Improvements in the browser enable it to do some fun things, such as allowing users to play the ubiquitous “Angry Birds" game directly in the browser, not as a downloaded app. (For those not familiar with Chrome, which is available now as a free download for any computer, the browser has its own dedicated app store similar to Apple’s extension store for its Safari Browser, add-ons for Firefox, and apps for Opera.)
Building on its Chrome browser, Google announced a “computer revolution” with its unveiling of two notebook computers, or Chromebooks, that will rely on the Internet for applications and file storage. One is built by Samsung, the other by Acer; prices will be in the $350-$500 range, and both will offer optional 3G wireless data service in addition to WiFi connections. Amazon.com and Best Buy have been named as dealers for the Chromebooks, with an announced arrival date of June 15. No wireless carriers have formally announced Chromebook affiliations, according to spokesmen for Verizon and AT&T.
Chromebooks will be rented as well as sold: $28 per month for businesses, and $20 for students — both on contracts.
The company sees the subscription model as particularly attractive to businesses. Tech website Engadget’s commentary on the plan is illuminating.
While the bulk of work will be performed when users are on the Internet via WiFi or their cell data plan, Chromebooks will offer some offline versions of applications, including Google Docs, Gmail and Google Calendar.

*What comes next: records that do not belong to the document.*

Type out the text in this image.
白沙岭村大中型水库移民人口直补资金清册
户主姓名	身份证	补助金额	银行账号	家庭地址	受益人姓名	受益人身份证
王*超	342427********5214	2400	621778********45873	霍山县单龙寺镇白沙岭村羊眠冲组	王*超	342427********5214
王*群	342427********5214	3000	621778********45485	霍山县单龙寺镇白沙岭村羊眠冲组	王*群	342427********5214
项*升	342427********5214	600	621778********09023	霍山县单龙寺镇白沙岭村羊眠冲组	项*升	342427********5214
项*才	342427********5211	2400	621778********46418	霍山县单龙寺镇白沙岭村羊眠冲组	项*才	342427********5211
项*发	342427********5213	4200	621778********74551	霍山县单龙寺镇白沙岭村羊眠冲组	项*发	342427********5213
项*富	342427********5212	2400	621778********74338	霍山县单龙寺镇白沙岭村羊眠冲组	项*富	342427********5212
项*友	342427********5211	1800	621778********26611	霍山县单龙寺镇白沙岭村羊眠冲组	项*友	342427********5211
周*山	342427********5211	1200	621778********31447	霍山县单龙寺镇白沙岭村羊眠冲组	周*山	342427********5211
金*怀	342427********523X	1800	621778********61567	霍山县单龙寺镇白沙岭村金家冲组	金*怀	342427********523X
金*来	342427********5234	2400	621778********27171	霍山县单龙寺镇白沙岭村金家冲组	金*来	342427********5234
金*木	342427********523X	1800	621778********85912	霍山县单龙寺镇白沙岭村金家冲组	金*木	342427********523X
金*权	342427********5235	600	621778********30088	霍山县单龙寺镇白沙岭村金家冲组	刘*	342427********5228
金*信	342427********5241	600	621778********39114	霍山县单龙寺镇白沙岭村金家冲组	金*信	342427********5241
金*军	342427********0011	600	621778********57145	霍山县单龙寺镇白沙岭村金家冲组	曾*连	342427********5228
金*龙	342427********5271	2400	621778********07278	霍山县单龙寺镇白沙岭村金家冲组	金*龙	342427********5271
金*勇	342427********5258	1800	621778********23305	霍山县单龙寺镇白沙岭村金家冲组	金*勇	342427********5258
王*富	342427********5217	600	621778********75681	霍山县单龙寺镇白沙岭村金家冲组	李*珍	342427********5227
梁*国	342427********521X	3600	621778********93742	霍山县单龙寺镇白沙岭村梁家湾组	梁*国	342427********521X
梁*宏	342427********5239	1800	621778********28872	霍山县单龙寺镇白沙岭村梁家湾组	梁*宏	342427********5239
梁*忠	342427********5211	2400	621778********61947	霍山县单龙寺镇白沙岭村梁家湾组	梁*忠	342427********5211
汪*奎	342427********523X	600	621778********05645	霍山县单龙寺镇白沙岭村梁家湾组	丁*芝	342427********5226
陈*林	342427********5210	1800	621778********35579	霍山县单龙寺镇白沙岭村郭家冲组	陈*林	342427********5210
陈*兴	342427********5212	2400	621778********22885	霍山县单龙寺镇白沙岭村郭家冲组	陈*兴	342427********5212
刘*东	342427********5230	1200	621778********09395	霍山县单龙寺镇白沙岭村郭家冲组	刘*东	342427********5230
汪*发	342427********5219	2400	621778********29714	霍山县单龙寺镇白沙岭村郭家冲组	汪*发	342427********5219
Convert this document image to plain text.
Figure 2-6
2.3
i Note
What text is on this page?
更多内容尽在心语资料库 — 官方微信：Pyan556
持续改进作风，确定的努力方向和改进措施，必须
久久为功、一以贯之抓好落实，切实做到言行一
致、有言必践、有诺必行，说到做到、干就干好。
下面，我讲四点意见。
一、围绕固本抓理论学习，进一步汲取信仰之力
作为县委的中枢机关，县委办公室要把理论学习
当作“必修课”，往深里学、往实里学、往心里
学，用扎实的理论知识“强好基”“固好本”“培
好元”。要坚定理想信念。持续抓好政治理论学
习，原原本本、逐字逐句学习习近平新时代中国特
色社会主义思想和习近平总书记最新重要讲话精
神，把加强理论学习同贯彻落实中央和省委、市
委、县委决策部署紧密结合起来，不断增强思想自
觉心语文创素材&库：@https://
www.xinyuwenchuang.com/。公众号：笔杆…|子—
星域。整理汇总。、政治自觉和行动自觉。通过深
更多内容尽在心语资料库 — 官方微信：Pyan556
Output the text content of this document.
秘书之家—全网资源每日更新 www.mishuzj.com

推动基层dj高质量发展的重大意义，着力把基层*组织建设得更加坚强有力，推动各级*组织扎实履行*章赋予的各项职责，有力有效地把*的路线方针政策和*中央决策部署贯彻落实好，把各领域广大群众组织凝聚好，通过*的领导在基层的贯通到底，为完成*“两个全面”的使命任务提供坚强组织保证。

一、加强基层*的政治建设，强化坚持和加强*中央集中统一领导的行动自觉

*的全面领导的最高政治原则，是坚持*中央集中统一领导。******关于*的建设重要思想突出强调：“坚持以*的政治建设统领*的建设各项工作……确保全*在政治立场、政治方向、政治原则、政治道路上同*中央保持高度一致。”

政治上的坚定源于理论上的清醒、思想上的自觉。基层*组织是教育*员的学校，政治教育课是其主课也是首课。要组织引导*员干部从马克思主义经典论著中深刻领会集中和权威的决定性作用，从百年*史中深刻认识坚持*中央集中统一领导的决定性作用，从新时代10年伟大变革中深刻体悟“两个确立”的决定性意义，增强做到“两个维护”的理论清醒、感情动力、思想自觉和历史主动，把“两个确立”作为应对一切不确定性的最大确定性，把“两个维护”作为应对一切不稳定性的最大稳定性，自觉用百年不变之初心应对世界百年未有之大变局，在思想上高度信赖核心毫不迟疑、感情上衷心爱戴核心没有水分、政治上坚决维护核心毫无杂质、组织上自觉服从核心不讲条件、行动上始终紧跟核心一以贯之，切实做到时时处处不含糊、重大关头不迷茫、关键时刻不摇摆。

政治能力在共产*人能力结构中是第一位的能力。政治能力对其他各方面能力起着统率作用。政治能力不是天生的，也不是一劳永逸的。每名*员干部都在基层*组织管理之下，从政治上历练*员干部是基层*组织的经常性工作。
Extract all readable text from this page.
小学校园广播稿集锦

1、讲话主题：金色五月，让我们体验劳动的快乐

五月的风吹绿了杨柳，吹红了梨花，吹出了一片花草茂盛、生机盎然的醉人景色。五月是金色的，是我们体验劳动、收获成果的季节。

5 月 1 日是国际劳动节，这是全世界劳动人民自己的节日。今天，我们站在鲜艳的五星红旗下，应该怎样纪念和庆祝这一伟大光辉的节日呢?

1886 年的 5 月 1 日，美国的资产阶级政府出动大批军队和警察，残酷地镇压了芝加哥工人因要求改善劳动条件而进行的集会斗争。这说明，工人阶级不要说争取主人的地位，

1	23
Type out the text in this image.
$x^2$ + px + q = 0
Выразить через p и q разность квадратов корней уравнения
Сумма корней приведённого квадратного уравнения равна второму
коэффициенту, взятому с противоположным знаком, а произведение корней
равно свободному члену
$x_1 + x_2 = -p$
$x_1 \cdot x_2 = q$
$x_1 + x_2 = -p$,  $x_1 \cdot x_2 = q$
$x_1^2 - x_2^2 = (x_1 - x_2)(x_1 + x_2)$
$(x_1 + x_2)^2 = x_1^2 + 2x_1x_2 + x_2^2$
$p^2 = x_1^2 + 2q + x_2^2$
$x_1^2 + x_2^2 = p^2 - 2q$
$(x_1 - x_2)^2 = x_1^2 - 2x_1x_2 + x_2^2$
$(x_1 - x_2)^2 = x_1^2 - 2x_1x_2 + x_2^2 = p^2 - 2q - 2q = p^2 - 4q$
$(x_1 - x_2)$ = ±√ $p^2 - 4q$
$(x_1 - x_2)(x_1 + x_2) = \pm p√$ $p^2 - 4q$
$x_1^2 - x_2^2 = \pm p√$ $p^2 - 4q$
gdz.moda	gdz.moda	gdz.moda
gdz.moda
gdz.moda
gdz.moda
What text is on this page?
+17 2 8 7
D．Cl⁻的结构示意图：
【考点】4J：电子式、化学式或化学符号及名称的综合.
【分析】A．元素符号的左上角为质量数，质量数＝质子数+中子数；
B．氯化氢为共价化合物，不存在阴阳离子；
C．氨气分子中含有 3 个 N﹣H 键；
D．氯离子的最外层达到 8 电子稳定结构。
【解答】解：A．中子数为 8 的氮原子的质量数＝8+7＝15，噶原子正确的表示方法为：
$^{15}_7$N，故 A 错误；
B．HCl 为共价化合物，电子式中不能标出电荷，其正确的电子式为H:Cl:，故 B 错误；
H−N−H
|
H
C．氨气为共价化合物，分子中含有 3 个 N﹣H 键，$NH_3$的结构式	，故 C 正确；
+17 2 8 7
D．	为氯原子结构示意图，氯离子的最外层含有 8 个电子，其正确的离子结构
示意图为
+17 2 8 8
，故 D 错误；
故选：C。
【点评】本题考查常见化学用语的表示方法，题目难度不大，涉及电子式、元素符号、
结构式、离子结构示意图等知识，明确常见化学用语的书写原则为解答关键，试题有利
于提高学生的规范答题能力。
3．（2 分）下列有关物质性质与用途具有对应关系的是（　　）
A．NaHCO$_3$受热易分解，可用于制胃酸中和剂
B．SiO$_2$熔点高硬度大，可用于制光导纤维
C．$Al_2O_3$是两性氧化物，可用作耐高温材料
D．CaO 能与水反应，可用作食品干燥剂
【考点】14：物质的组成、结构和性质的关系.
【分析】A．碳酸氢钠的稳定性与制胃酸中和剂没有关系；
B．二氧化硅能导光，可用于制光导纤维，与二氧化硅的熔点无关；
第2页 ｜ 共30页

The Chrome notebooks will also come with goodies such as Netflix and Hulu, and, with the Chrome browser app store, access to a variety of free and paid apps. The computers have small (16GB) SSD drives, but primarily for essentials that need to be stored locally.
Think of your access to the iPad and iTunes store, think of virtually instant startup, and you’re close to understanding how Chromebooks will work.
The big question, of course, is why anyone would be interested in an Internet-only computer when decades of computer education have taught us to preserve, protect, and defend the local nature of our computers with our own copies of software programs and personal data. You also need to buy into the Google universe of applications when you’re working offline. Can Google Docs really cover your needs?
Another concern: Is the Internet really everywhere now, or is that concept still a few years away? If you walk out of your office to another office, notebook computer in hand, are you sure your connectivity will be maintained in the hallway, let alone while traveling on the road?
And what happens if you’ve stored every file “there” and a disaster cuts off your Internet connection? Or an inexplicable event — natural causes or a hacker’s attack — strikes the Internet storage “farm” and wipes out or compromises your data?
Here’s Google’s thinking: Since most people spend most of their computing time attached to the Internet, Internet-based notebook computers are the logical extension. They will boot up almost instantly, update software and back up files automatically, and eliminate the need for antivirus and similar applications.
Google has made a YouTube video to explain why they think you would want a Chromebook. Here’s the link.
There are many questions remaining, to state the obvious, but this new paradigm for notebook computers will not go away anytime soon and will by no means be ignored.